After the 1913 parliamentary election, the Tongmenghui merged with several smaller parties to form the KMT. Zhan was slated to be speaker of the Hubei provincial assembly. When KMT leader Song Jiaoren was assassinated in March 1913, the KMT was banned and Zhan became a revolutionary plotter once more. He was arrested in Shanghai in 1915 and imprisoned at the International Settlement. He was released when President Yuan Shikai died in 1916.

In 1920, Zhan went to Guangzhou and became a propaganda officer in Sun Yat-sen's southern government. He was a delegate to the First National Congress of the Chinese Nationalist Party, or reorganized KMT, in January 1924. After Sun died in 1925, Zhan sided with KMT leader Wang Jingwei. Wang was allied with the Chinese Communist Party, which was directed by Soviet adviser Mikhail Borodin. Zhan became an alternate member of the KMT executive committee in January 1926.

In May 1926, KMT military commander Chiang Kai-shek forced Wang to take a family vacation to Europe. Advancing northward, KMT forces captured Wuhan in October and Nanchang in November. In December, left-wing leaders began to meet in Wuhan while a rival anti-Communist faction formed at Chiang's military headquarters in Nanchang. Zhan served as finance commissioner for the Wuhan faction. Wang returned from Europe in April 1927 to lead the Wuhan faction.

In March 1927, the KMT captured both Shanghai and Nanjing. In April, Chiang and other right-wing KMT leaders set up a National Government in Nanjing and ordered a purge of Communists. Zhan's name was on the list of those to be purged.

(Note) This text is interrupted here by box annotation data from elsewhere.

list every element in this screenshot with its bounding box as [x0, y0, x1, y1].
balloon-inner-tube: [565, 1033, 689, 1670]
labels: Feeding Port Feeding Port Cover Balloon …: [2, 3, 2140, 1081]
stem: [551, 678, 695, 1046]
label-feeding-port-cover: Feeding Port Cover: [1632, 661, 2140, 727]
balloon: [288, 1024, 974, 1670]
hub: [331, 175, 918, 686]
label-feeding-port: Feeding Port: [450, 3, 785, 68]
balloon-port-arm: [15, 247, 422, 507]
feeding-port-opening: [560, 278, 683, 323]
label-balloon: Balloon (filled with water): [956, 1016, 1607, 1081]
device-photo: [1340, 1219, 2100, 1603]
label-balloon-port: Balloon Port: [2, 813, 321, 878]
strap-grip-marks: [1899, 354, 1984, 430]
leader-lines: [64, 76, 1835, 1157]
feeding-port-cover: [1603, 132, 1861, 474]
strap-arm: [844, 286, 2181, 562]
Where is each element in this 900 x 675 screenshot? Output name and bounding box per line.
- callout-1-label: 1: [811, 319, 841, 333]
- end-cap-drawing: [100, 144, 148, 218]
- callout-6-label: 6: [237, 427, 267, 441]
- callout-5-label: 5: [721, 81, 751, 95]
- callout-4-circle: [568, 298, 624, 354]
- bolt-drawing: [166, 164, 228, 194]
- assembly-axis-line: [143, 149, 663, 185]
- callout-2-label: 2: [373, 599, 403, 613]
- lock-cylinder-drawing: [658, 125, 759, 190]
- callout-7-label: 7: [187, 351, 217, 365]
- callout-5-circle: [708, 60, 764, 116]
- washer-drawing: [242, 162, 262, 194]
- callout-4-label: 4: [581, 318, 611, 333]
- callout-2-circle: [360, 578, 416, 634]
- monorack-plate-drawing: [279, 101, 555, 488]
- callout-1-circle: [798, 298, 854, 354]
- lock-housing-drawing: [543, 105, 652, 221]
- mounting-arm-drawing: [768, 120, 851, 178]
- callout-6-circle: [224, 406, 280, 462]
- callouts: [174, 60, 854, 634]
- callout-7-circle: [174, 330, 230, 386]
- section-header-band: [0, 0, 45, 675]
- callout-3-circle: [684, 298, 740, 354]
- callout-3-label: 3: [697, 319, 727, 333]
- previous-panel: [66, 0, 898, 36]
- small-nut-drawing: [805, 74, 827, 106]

A Communist uprising that began on August 1 spurred reconciliation between the KMT's rival factions. Wang and the other KMT leftists abandoned Wuhan for Nanjing in September. Meanwhile, Zhan remained in his native province with the Communists. He was arrested in late 1927 by soldiers under the command of Hu Zongduo and executed.

Zhan was survived by his wife, by his son Zhan Shihua, and by his daughter Zhan Zhifang.